FIRST-TIME DOCUMENTARY FILMMAKER STEVEN LORING HAS ROARED OUT OF THE GATE with The Age of Love, a bright and respectfully playful feature that throws a spotlight on an unsung population segment: senior citizens, seeking companionship, romance and maybe more. Local audiences who haven’t already bought tickets currently have one chance to see this movie – some seats are still available for the 6:30pm show tonight at the Little Theatre, 240 East Ave. in Rochester. Consider it highly recommended.
Loring, a Brighton native, used a local occasion as the nexus for his honest and occasionally hilarious debut feature. The film, which centers around a 2011 speed-dating event that was organized exclusively for seniors, profiles roughly a dozen men and women before and during the session – and then follows a few of the newly created couples as they tentatively approach their first dates.

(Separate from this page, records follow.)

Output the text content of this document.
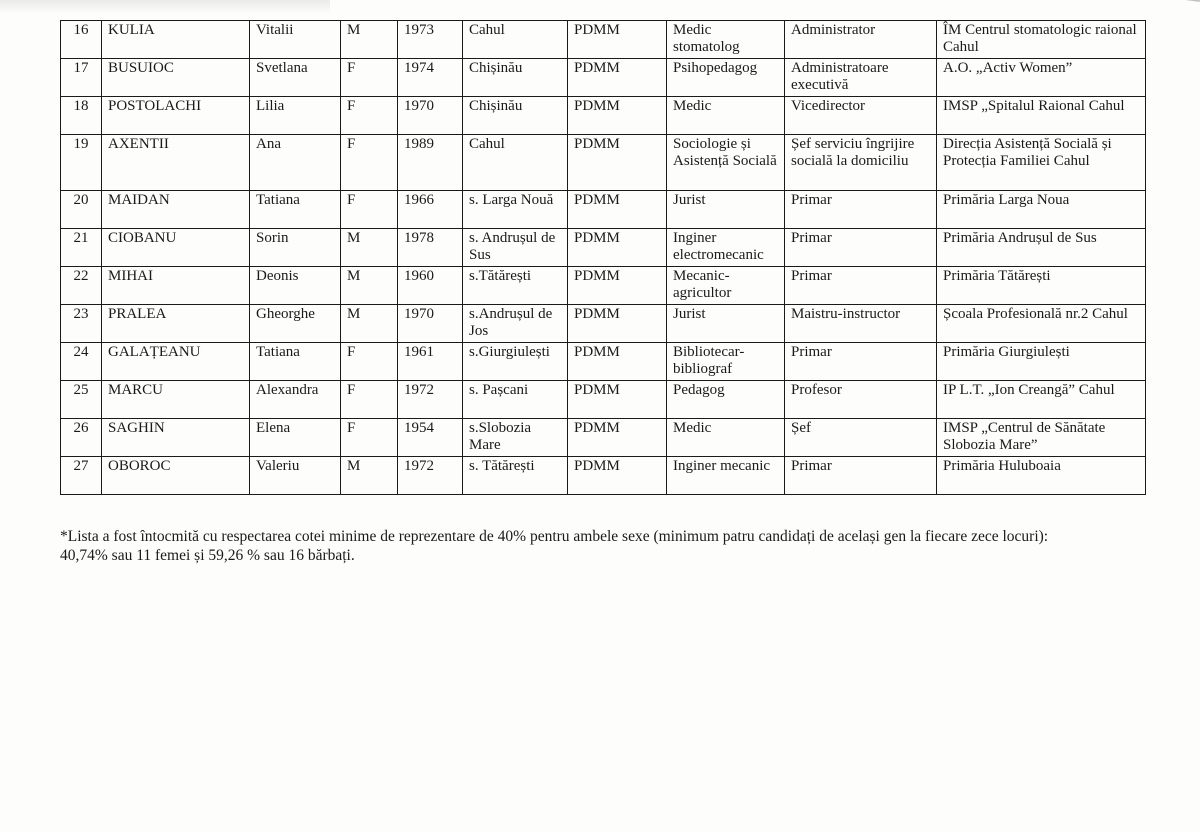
16	KULIA	Vitalii	M	1973	Cahul	PDMM	Medic stomatolog	Administrator	ÎM Centrul stomatologic raional Cahul
17	BUSUIOC	Svetlana	F	1974	Chișinău	PDMM	Psihopedagog	Administratoare executivă	A.O. „Activ Women”
18	POSTOLACHI	Lilia	F	1970	Chișinău	PDMM	Medic	Vicedirector	IMSP „Spitalul Raional Cahul
19	AXENTII	Ana	F	1989	Cahul	PDMM	Sociologie și Asistență Socială	Șef serviciu îngrijire socială la domiciliu	Direcția Asistență Socială și Protecția Familiei Cahul
20	MAIDAN	Tatiana	F	1966	s. Larga Nouă	PDMM	Jurist	Primar	Primăria Larga Noua
21	CIOBANU	Sorin	M	1978	s. Andrușul de Sus	PDMM	Inginer electromecanic	Primar	Primăria Andrușul de Sus
22	MIHAI	Deonis	M	1960	s.Tătărești	PDMM	Mecanic-agricultor	Primar	Primăria Tătărești
23	PRALEA	Gheorghe	M	1970	s.Andrușul de Jos	PDMM	Jurist	Maistru-instructor	Școala Profesională nr.2 Cahul
24	GALAȚEANU	Tatiana	F	1961	s.Giurgiulești	PDMM	Bibliotecar-bibliograf	Primar	Primăria Giurgiulești
25	MARCU	Alexandra	F	1972	s. Pașcani	PDMM	Pedagog	Profesor	IP L.T. „Ion Creangă” Cahul
26	SAGHIN	Elena	F	1954	s.Slobozia Mare	PDMM	Medic	Șef	IMSP „Centrul de Sănătate Slobozia Mare”
27	OBOROC	Valeriu	M	1972	s. Tătărești	PDMM	Inginer mecanic	Primar	Primăria Huluboaia

*Lista a fost întocmită cu respectarea cotei minime de reprezentare de 40% pentru ambele sexe (minimum patru candidați de același gen la fiecare zece locuri):

40,74% sau 11 femei și 59,26 % sau 16 bărbați.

First, though, we get to know the subjects including Addie, a free spirit and world traveler looking to find a spark with a new partner; Lou, an octogenarian bodybuilder who’s unsure of what an age-appropriate dating pool looks like; Matt, a pragmatist who carries an oxygen tank and is hopeful about finding a new partner; and Donna, who sips beer out of a “Grandma” cup with equal parts appreciation and irony.

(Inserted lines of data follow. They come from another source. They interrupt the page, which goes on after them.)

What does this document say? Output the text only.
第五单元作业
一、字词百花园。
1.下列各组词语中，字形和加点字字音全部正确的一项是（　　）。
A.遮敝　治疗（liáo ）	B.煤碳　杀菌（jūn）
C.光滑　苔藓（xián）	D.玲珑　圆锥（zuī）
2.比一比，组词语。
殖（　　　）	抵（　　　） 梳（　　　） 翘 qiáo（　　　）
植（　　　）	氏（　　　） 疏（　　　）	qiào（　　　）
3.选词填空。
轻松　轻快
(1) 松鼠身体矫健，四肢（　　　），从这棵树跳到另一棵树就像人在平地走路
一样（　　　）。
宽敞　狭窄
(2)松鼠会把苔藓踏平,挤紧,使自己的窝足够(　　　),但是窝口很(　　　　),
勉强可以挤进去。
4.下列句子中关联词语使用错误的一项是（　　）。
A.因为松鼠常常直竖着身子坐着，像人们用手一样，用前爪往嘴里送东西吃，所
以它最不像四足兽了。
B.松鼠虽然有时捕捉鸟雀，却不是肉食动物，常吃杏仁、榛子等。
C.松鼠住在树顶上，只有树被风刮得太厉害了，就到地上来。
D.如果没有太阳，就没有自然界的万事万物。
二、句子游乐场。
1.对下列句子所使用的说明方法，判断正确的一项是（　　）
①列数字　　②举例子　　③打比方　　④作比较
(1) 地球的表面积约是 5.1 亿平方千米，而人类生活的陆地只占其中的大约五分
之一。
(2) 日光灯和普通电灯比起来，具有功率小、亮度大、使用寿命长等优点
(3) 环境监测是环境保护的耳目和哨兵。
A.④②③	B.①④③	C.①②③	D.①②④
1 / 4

These seniors and the others profiled in the film are given plenty of room to muse on the immutability of romantic longing – just because they’re older doesn’t mean they don’t have the same needs, wants and desires as women and men half their age. To his credit, Loring doesn’t patronize – he brings a humanist’s eye to the plight of these folks who didn’t expect to find themselves alone at this point in their lives, and who approach the upcoming speed-dating event with a mix of hopefulness and guarded indifference.
The big day itself is oddly anticlimactic and occasionally frustrating, as the attendees move through their designated seat assignments with an amiable awkwardness that’s probably present at any speed-dating session. (At any age, moving around a room in a carefully choreographed fashion to briefly flirt with different prospective partners has got to be an unnerving experience.)

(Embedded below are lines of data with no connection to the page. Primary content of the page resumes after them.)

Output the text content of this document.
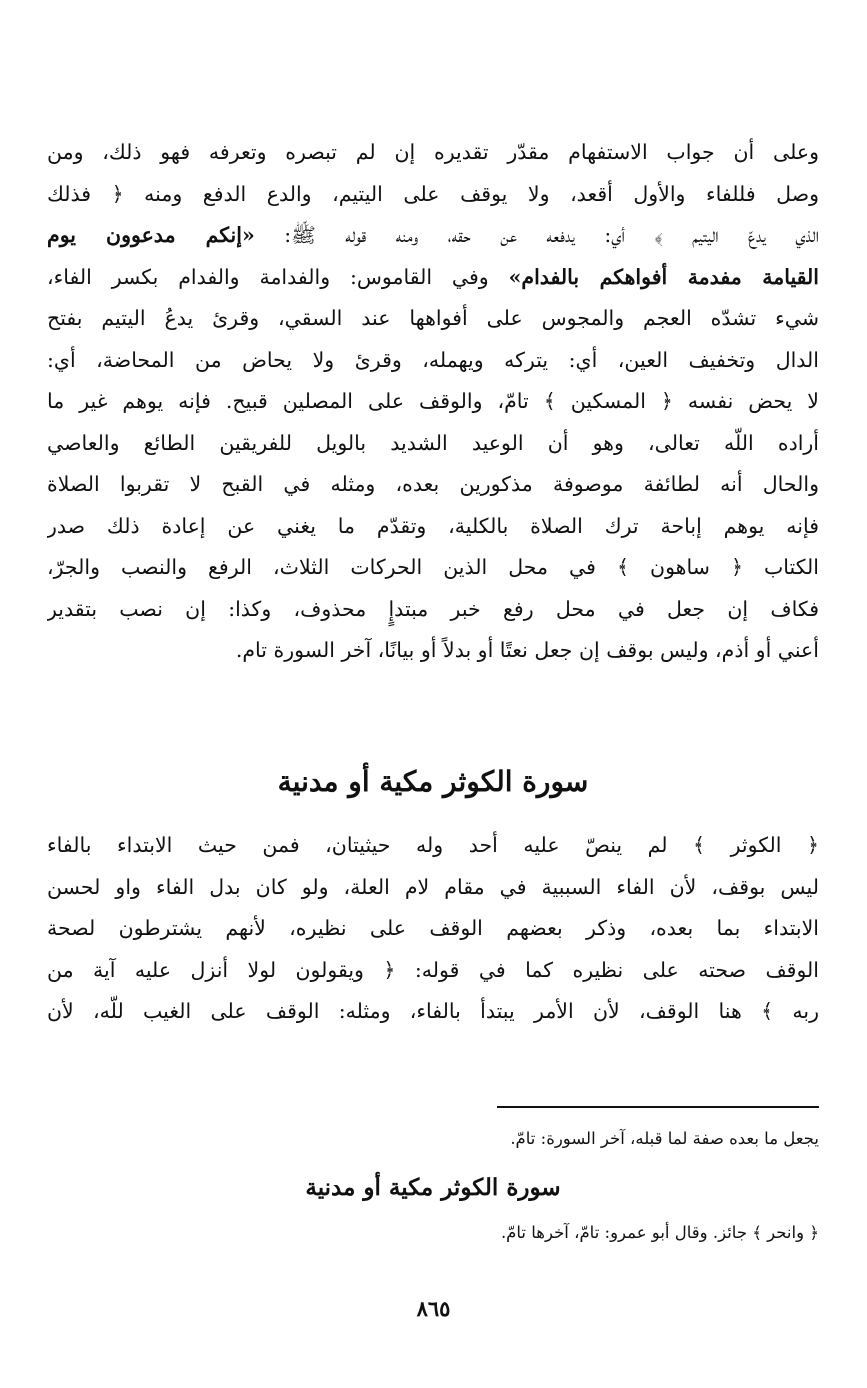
وعلى أن جواب الاستفهام مقدّر تقديره إن لم تبصره وتعرفه فهو ذلك، ومن
وصل فللفاء والأول أقعد، ولا يوقف على اليتيم، والدع الدفع ومنه ﴿ فذلك
الذي يدعّ اليتيم ﴾ أي: يدفعه عن حقه، ومنه قوله ﷺ: «إنكم مدعوون يوم
القيامة مفدمة أفواهكم بالفدام» وفي القاموس: والفدامة والفدام بكسر الفاء،
شيء تشدّه العجم والمجوس على أفواهها عند السقي، وقرئ يدعُ اليتيم بفتح
الدال وتخفيف العين، أي: يتركه ويهمله، وقرئ ولا يحاض من المحاضة، أي:
لا يحض نفسه ﴿ المسكين ﴾ تامّ، والوقف على المصلين قبيح. فإنه يوهم غير ما
أراده اللّه تعالى، وهو أن الوعيد الشديد بالويل للفريقين الطائع والعاصي
والحال أنه لطائفة موصوفة مذكورين بعده، ومثله في القبح لا تقربوا الصلاة
فإنه يوهم إباحة ترك الصلاة بالكلية، وتقدّم ما يغني عن إعادة ذلك صدر
الكتاب ﴿ ساهون ﴾ في محل الذين الحركات الثلاث، الرفع والنصب والجرّ،
فكاف إن جعل في محل رفع خبر مبتدإٍ محذوف، وكذا: إن نصب بتقدير
أعني أو أذم، وليس بوقف إن جعل نعتًا أو بدلاً أو بيانًا، آخر السورة تام.
سورة الكوثر مكية أو مدنية
﴿ الكوثر ﴾ لم ينصّ عليه أحد وله حيثيتان، فمن حيث الابتداء بالفاء
ليس بوقف، لأن الفاء السببية في مقام لام العلة، ولو كان بدل الفاء واو لحسن
الابتداء بما بعده، وذكر بعضهم الوقف على نظيره، لأنهم يشترطون لصحة
الوقف صحته على نظيره كما في قوله: ﴿ ويقولون لولا أنزل عليه آية من
ربه ﴾ هنا الوقف، لأن الأمر يبتدأ بالفاء، ومثله: الوقف على الغيب للّه، لأن
يجعل ما بعده صفة لما قبله، آخر السورة: تامّ.
سورة الكوثر مكية أو مدنية
﴿ وانحر ﴾ جائز. وقال أبو عمرو: تامّ، آخرها تامّ.
٨٦٥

But the film’s most honest and emotionally moving moment comes later, when the filmmaker reconnects with his subjects to be there with a camera and record their reactions to getting the news about which attendees they’ve been matched with. Their nervousness is palpable, and we find we’ve really come to root for these people – we want their envelopes to bring good news, on their terms.
Audiences from our area may find a familiar face or two, and the settings will ring a bell. But The Age of Love isn’t some geographic curiosity – this thoughtful doc should play equally well to any age and any ZIP code. Like its subjects, it deserves to have audiences fall in love with it.